Biden’s pledge to rejoin the Paris climate agreement and an expected push to contain warming sync with efforts under Democratic Gov. Jared Polis to reduce heat-trapping pollution within Colorado by closing coal-fired power plants and increasing regulation of the fossil fuel industry.
Colorado ranks among the leading oil-and-gas producer states, exporting fossil fuels that when burned elsewhere accelerate climate warming. Biden has called for a $2 trillion stimulus investment to hasten a shift to clean energy and create jobs — funds that Colorado officials planned to tap.
Biden also has promised reversals of Trump rollbacks of environmental regulations for protecting air, land and water. If Congress doesn’t collaborate, Biden has indicated he’ll wield executive power where possible to act unilaterally, which may reduce oil and gas drilling on western public lands.
And Biden transition team officials are reviewing proposals that would advance climate action Colorado officials have begun to consider. For example, they’re mulling creation of a “carbon bank” run by the U.S. Department of Agriculture that would pay farmers who adopt no-till methods and store more carbon in soil — helping a draw-down of heat-trapping air pollution that causes climate warming.
“We face persistent drought that has been a real challenge, and also transitioning to clean energy… And forest health and wildfires are important, critical in Colorado,” said Dan Gibbs , director of the state’s Department of Natural Resources, pointing to a $4.2 billion state backlog in forestry work and water conservation compelled by reduced flows in the Colorado River.

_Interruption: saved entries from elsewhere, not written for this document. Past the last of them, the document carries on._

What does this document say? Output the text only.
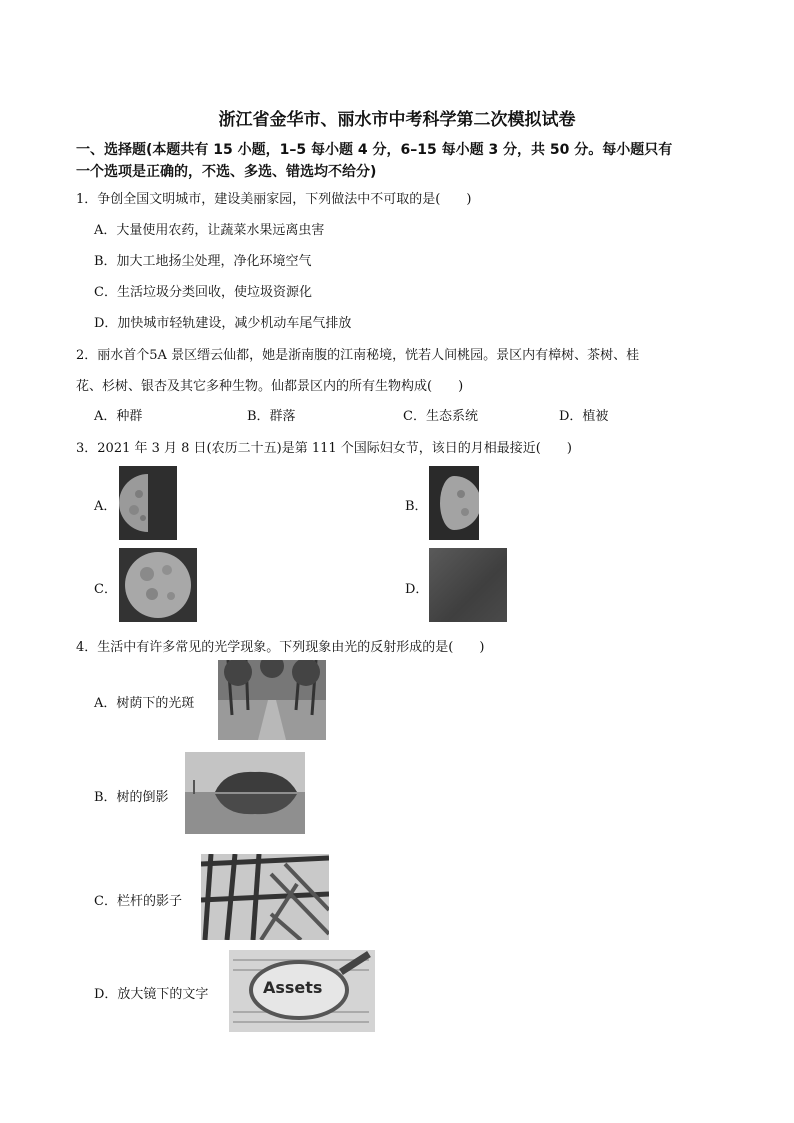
浙江省金华市、丽水市中考科学第二次模拟试卷
一、选择题(本题共有 15 小题，1–5 每小题 4 分，6–15 每小题 3 分，共 50 分。每小题只有
一个选项是正确的，不选、多选、错选均不给分)
1．争创全国文明城市，建设美丽家园，下列做法中不可取的是(　　)
A．大量使用农药，让蔬菜水果远离虫害
B．加大工地扬尘处理，净化环境空气
C．生活垃圾分类回收，使垃圾资源化
D．加快城市轻轨建设，减少机动车尾气排放
2．丽水首个5A 景区缙云仙都，她是浙南腹的江南秘境，恍若人间桃园。景区内有樟树、茶树、桂
花、杉树、银杏及其它多种生物。仙都景区内的所有生物构成(　　)
A．种群	B．群落	C．生态系统	D．植被
3．2021 年 3 月 8 日(农历二十五)是第 111 个国际妇女节，该日的月相最接近(　　)
A．	B．
C．	D．
4．生活中有许多常见的光学现象。下列现象由光的反射形成的是(　　)
A．树荫下的光斑
B．树的倒影
C．栏杆的影子
D．放大镜下的文字	Assets
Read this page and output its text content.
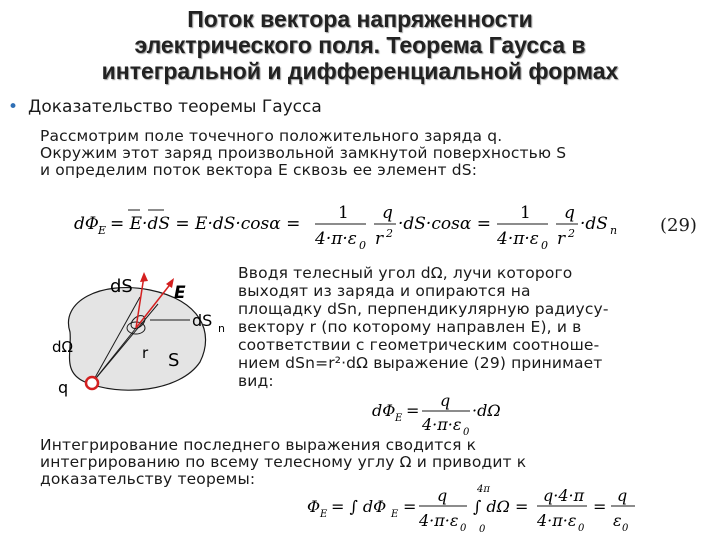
Поток вектора напряженности
электрического поля. Теорема Гаусса в
интегральной и дифференциальной формах
• Доказательство теоремы Гаусса
Рассмотрим поле точечного положительного заряда q.
Окружим этот заряд произвольной замкнутой поверхностью S
и определим поток вектора E сквозь ее элемент dS:
dΦ E = E·dS = E·dS·cosα =
1
4·π·ε 0
q
r 2 ·dS·cosα =
1
4·π·ε 0
q
r 2 ·dS n (29)
dS E
dS n
dΩ	r S
q
Вводя телесный угол dΩ, лучи которого
выходят из заряда и опираются на
площадку dSn, перпендикулярную радиусу-
вектору r (по которому направлен E), и в
соответствии с геометрическим соотноше-
нием dSn=r²·dΩ выражение (29) принимает
вид:
dΦ E =
q
4·π·ε 0
·dΩ
Интегрирование последнего выражения сводится к
интегрированию по всему телесному углу Ω и приводит к
доказательству теоремы:
Φ E = ∫ dΦ E =
q
4·π·ε 0
4π
0
∫ dΩ =
q·4·π
4·π·ε 0
=
q
ε 0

“We feel like we’ve been playing defense for the last four years. My hope is that, moving forward with the new administration, we’ll be partners — that we’re going to get a call from the chief of the U.S. Forest Service, or from the undersecretary of agriculture who is in charge of the Forest Service, saying, ‘Hey, Dan, what are your priorities?’ ”
At the Colorado Department of Public Health and Environment, state efforts dealing with air pollution, emerging water contaminants such as PFAS “forever” chemicals and degradation of waterways traditionally have hinged on cooperative support from federal agencies.
John Putnam, director of the state public health department’s environmental programs, anticipated a reinvigoration of agencies for better enforcement of national clean air and clean water regulations that under Trump were weakened.
“We will move faster and farther when we are all pulling in the same direction,” Putnam said.
“I’m certain there are going to be changes at the EPA” following four years of a Republican administration, both refocusing policies and respecting “the dictates of science,” Putnam said. “When those get turned around, we’re going to be pulling in the same direction.”
State officials cited examples where they felt the Trump administration stymied Colorado environmental efforts, including legal action against California’s stricter fuel-efficiency standards, which Colorado recently decided to follow. Trump officials also pressed Colorado to take the lead on toxic mine cleanups, and assume liability if things went wrong. And the weakening of Clean Water Act protections removed safeguards for many streams across Colorado.
The increasing costs of dealing with climate change are falling largely on local communities where extreme weather and wildfires linked to warming hit home. In Boulder County, commissioners recently allocated $1.5 million to help deal with erosion and destruction of homes caused by the Calwood and Lefthand Canyon fires. A consultant hired by the county estimated costs for building resilience to climate warming will top $150 million a year for non-disaster impacts on infrastructure such as roads.
The shift from Trump to Biden “means the world — the future of our planet,” said Boulder County Commissioner Elise Jones, who also serves on Colorado’s Air Quality Control Commission.
“We have to get on track on climate change in the next decade,” Jones said. “If we spent four more years under a climate change denier, we might have dug ourselves into a hole bigger than we can get out of.”